The Protector's War
- First edition
- Author: S. M. Stirling
- Cover artist: Jonathan Barkat
- Language: English
- Series: The Emberverse series
- Genre: Alternate history, Science fiction
- Publisher: Roc Books
- Publication date: September 6, 2005
- Publication place: United States
- Media type: Print (Paperback and Hardcover)
- Pages: 496
- ISBN: 0-451-46046-4
- OCLC: 58791229
- Dewey Decimal: 813/.54 22
- LC Class: PS3569.T543 P76 2005
- Preceded by: Dies the Fire
- Followed by: A Meeting at Corvallis

= The Protector's War =

2005 novel by Stephen Michael Stirling

The Protector's War is a 2005 alternate history, post-apocalyptic, science fiction novel by American writer S.M. Stirling. It is the second novel in the Emberverse series. The Protector's War describes the events of roughly a year, some eight years after the Change which altered the laws of physics in Dies the Fire. It describes the preparations of the Portland Protective Association for a war of conquest against the other communities of the Willamette Valley, their actions in response, and the arrival of three English refugees whose coming will help shape events in Oregon.

==Plot summary==

Eight years after the Change, Clan Mackenzie, led by Juniper Mackenzie, and the Bearkillers, headed by Mike Havel, have established themselves in the Willamette Valley. They have become bitter enemies of the much larger, expansion-minded Portland Protective Association (PPA), led by the Armingers. The barons of the PPA constantly violate a ceasefire with the other factions. During one of their raids, Eddie Liu, Baron and Marchwarden of the PPA, is confronted by a small group of Mackenzies, led by Eilir Mackenzie and Astrid Larsson. After a short skirmish, Liu leaves, again swearing revenge against the Clan.

In the meantime, in Great Britain, Sir Nigel Loring is imprisoned by the mad King Charles III, but is rescued by his son Alleyne Loring and John Hordle, formerly of the Special Air Service. They leave England aboard a Tasmanian sailing ship, which is conducting a worldwide survey. On their arrival in Portland, Arminger pressures Sir Nigel, who is the closest thing to an expert on nerve gas, to help him recover some of it to use against his enemies. The British trio outwit Arminger and escape to the south.

Mike Havel and his wife Signe Larsson Havel try to lure Crusher Bailey, a bandit who has been raiding and taking slaves, into a trap by masquerading as travelers with a herd of horses and a wagon of valuables. When Bailey takes the bait, Mike and Signe's reinforcements are delayed and they have to retreat to the ruins of an abandoned pornographic video store. Just before they are overrun, they are saved by the timely intervention of the Lorings and Hordle. Sir Nigel and his son meet the Mackenzies and their old friend Sam Aylward, who was formerly a sergeant under Sir Nigel. The Mackenzies tell of their raid, where they ambushed a horse-drawn train and unexpectedly captured Norman Arminger's only child and heir, Mathilda.

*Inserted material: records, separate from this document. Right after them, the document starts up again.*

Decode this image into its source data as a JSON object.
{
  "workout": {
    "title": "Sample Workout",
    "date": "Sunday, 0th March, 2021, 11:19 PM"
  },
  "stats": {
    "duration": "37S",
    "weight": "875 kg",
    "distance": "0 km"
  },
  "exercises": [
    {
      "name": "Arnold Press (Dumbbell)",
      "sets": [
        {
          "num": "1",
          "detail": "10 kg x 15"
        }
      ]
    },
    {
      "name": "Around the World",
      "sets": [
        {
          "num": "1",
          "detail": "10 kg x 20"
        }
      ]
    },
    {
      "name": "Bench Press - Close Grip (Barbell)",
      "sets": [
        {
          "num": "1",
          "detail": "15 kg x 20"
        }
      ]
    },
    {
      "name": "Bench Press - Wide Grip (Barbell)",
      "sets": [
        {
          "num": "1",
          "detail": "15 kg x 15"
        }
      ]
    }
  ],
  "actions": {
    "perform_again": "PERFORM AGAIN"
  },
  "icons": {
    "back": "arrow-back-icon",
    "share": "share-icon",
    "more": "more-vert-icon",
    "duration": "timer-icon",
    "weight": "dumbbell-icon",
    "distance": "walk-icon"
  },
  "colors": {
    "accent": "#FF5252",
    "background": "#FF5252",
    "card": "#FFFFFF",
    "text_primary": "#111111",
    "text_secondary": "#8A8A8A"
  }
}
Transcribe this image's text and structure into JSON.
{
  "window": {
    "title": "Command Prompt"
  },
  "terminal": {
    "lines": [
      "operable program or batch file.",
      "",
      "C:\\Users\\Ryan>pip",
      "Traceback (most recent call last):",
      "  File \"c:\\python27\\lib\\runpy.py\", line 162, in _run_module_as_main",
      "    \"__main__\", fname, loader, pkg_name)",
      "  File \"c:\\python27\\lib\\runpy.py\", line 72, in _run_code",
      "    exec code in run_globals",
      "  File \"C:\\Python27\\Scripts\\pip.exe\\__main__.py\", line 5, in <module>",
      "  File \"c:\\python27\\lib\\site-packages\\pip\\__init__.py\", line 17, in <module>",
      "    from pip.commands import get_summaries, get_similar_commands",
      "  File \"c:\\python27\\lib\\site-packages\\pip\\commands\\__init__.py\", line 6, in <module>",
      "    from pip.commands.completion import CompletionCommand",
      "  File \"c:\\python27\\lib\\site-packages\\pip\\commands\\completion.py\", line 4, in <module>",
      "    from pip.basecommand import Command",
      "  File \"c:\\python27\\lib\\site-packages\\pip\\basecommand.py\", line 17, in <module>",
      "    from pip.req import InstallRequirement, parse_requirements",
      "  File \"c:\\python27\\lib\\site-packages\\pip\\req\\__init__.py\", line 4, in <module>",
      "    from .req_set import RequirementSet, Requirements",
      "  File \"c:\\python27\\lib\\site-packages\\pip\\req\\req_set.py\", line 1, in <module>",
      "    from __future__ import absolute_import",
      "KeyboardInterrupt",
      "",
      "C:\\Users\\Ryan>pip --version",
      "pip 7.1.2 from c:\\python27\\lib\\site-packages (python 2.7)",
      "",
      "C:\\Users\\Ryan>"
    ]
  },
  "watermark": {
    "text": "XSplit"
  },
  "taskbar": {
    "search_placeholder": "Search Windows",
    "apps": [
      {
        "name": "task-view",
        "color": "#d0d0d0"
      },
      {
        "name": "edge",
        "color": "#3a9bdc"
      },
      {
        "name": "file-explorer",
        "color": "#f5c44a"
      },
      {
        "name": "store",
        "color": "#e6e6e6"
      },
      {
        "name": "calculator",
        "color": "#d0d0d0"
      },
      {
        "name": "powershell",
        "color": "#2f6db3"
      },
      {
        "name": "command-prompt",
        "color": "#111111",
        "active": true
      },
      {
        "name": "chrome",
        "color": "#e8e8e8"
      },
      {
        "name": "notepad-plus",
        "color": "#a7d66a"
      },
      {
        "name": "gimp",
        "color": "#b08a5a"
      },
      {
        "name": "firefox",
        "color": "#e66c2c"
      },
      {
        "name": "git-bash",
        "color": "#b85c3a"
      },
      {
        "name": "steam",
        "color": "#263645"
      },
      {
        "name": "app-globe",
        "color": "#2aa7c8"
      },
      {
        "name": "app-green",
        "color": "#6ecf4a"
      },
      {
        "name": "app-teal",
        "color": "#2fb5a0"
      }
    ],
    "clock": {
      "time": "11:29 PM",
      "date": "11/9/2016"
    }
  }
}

Soon after, Eddie Liu and his massive bodyguard Mack arrive on a diplomatic mission to negotiate Mathilda's release. Astrid Larsson and Eilir Mackenzie and their small band of Rangers discover signs of a PPA group hiding nearby. Liu fires nerve gas at the guards, killing all of them, and frees Mathilda. Despite the danger, Liu searches Rudi Mackenzie's tent for a book that Mathilda gave Rudi, which contains the key needed to decode PPA plans that have fallen into Clan hands. A fight breaks out. Mack seriously wounds Rudi before he is killed by Hordle, and Liu is killed by Eilir Mackenzie. The Bearkillers arrive soon after and mop up the remaining PPA knights. Rudi is saved by Signe, who overcomes her distaste for him and saves his life with an immediate blood transfusion. The book ends with Rudi's initiation into Wicca.

==References to other works==
- Stirling continues to make references to The Lord of the Rings by J. R. R. Tolkien, this time with Astrid and Eilir forming the Dúnedain Rangers.
- A character on the boat that Nigel, Alleyne and John flee on has a crewmember named "Dominique Flandry," a nod to Poul Anderson's character Dominic Flandry.
- The names of the British refugees and other characters appear to be based on the characters Samkin Aylward, Sir Nigel Loring, Maude Loring, Alleyne Edricson, Hordle John, and Robert Knolles from Arthur Conan Doyle's The White Company.
- The book which is used by the Protector's forces as the key to their encrypted plans is Bored of the Rings, Harvard Lampoon's parody of The Lord of the Rings.
- Arminger is a follower of the Evil Overlord List.
- When discussing whether people are getting into the "right" sept, Juniper jokingly suggests that they could enchant a talking hat to sort people. Arguably a reference to Harry Potter.